Authentication nodes

Policy Decision node

RAPID only

The Policy Decision node evaluates authorization in an authentication journey. Use this node to determine whether a user has access to a particular resource based on identity or environmental checks, such as group membership or the time of day.

If the policy relies on a subject for evaluation, you must ensure the user is authenticated or their identity verified before the journey runs this node. This prevents unauthorized access to policies and protects against denial of service (DoS) attacks.

A subject is identified in the following prioritized order:

  • The node uses the SSO token passed into the journey.

  • The node checks for an existing identified user, for example, through an Identify Existing User node or a Data Store Decision node earlier in the journey.

  • The node looks for the username in the node state.

Examples

The following examples demonstrate how you can use the Policy Decision node to evaluate policies that match against dynamic environment values or policies that depend on authenticated users and session properties.

Learn about configuring policies in Policies in the UI.

Evaluate a policy using a dynamic value

The following journey uses a Configuration Provider node imitating a Policy Decision node to evaluate whether the user can access a resource based on the time of day.

Policy Decision node in a flow that grants time-based access

  • The Page node containing the Platform Username node and Platform Password node prompts for credentials.

  • The Data Store Decision node validates the username-password credentials.

  • A successful authentication routes the journey to the Configuration Provider node.

    The node is configured with the following script:

    var currentTime = Date.now().toFixed();
config = {
  "policySet" : "myPolicySet",
  "resource" : "http://example.com:80/time",
  "action" : "GET",
  "environment" : {
    "requestTime" : currentTime,
    "requestTimeZone": "GMT"
  }
};

    The script configuration matches a policy that lets any user access the resource http://example.com:80/time if the current time is Monday to Friday, 09:00 to 17:00 GMT. In this case, the policy doesn’t use the subject. It uses an environment condition to determine access to the resource.

    For a policy to match regardless of the subject, configure a Never Match subject condition inside a logical Not block.
    Example policy
    policy node time policy

  • The outcome of the policy evaluation determines the path of the journey:

    Accept

    The policy grants access to the resource and the journey is successful.

    Reject

    The policy rejects access to the resource and the Message node informs the end user they’re not authorized.

    Error

    An error in policy evaluation leads to the failure outcome.

    Configuration failure

    An error with the Configuration Provider node script also leads to the failure outcome.

Evaluate a policy against an authentication level

The following journey uses a Policy Decision node to check whether the subject has a specific authentication level. The journey requires the subject to already have a session.

Policy Decision node in a flow that matches authenticated users

  • The journey starts with the Policy Decision node. It requires an end user with an existing session.

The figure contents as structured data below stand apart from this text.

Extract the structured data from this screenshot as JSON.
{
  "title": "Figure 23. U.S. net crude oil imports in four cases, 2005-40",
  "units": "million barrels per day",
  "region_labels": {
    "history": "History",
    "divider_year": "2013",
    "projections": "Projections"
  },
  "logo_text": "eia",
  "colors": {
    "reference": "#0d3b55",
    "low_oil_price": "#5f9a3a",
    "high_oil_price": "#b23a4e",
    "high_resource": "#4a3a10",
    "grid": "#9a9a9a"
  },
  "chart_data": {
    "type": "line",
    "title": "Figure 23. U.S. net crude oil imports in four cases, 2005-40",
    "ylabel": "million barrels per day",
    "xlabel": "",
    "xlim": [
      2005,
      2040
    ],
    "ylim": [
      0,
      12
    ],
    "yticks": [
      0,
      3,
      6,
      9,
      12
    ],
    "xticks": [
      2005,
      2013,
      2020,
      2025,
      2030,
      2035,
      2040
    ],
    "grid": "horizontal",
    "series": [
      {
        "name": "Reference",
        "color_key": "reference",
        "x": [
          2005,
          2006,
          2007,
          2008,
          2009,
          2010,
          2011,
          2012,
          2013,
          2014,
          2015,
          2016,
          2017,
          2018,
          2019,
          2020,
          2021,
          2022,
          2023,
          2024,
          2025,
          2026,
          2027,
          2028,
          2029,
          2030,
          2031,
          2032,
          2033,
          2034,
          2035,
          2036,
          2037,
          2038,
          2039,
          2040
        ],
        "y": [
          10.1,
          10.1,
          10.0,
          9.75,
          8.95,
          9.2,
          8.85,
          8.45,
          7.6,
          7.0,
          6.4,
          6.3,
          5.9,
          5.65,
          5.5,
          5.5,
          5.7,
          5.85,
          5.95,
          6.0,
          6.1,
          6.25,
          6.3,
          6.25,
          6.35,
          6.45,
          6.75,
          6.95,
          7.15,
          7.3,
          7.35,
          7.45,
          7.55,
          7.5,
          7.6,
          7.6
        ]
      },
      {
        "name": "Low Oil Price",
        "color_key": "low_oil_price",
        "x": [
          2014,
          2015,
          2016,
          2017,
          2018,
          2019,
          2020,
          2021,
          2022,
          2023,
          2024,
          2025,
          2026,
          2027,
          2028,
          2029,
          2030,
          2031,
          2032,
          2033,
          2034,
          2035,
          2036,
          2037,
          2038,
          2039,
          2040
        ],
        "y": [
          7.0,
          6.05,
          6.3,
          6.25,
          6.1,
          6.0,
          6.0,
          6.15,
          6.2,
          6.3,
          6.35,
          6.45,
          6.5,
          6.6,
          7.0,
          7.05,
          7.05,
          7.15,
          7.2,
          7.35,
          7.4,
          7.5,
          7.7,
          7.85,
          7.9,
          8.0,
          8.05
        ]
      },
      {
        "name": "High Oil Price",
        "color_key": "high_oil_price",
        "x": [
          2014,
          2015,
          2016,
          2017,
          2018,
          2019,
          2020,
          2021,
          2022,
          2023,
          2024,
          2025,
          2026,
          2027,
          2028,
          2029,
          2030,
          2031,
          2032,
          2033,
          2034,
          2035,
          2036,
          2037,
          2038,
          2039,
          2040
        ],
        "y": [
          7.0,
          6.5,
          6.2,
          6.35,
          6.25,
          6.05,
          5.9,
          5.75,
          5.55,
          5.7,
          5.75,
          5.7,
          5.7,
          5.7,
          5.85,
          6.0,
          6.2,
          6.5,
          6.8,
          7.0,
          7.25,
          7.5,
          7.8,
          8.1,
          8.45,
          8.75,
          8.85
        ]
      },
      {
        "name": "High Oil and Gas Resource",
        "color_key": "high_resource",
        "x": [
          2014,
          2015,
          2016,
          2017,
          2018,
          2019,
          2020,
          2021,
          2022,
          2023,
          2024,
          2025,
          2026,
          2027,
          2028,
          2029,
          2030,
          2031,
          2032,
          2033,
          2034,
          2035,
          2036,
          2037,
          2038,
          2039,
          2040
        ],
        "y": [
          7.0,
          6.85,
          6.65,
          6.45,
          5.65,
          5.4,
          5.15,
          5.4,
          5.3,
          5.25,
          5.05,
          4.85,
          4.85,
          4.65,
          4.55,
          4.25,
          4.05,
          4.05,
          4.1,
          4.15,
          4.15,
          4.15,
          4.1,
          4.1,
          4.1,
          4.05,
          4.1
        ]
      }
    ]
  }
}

    The node’s configured policy set and resource matches a policy set that only grants access to authenticated users with an authentication level of 2, for example:

    Policy Set

    Example Policy Set

    Resource

    http://example.com:80/authlevel

    Action

    GET

    Example policy
    policy node authlevel policy

  • The outcome of the policy evaluation determines the path of the journey:

    Accept

    The policy grants access to the resource and the journey proceeds to the Set Success Details node.

    Reject

    The policy rejects access to the resource and the journey proceeds to the Set Failure Details node.

    Error

    An error in policy evaluation leads the journey to the Set Error Details node.

Availability

Product Available?

PingOne Advanced Identity Cloud

Yes

PingAM (self-managed)

Yes

Ping Identity Platform (self-managed)

Yes

Inputs

If policy evaluation requires a subject, make sure the username is collected earlier in the journey.

Dependencies

This node requires the configuration of a policy set that has at least one policy with a resource and an action.

Learn about configuring policies in Policies in the UI.

Configuration

Property Usage

Policy Set

Select a policy set from the list to use for the evaluation of the policy.

If you use a Configuration Provider node to set dynamic values, set this property to the policy set identifier, for example, myPolicySet.

Resource

The resource name to use for policy evaluation, for example, http://example.com:80/time.

Make sure this matches the resource in the policy.

Action

The action to use for policy evaluation, for example, GET.

Environment

(Optional) The environment parameters to include in the policy evaluation request, specified as key:value pairs:

  1. Click .

  2. In the Key field, enter the name of the environment condition.

  3. In the Value field, enter the value of the environment condition.

  4. Click Done.

  5. Click Add to repeat and add more conditions.

  6. Save your changes.

Outputs

This node doesn’t change the shared state.

Callbacks

This node doesn’t send any callbacks.

Outcomes

Accept

Policy evaluation succeeded.

Reject

Policy evaluation didn’t succeed.

Error

An error occurred during policy evaluation.

Errors

The node logs an error if policy evaluation fails.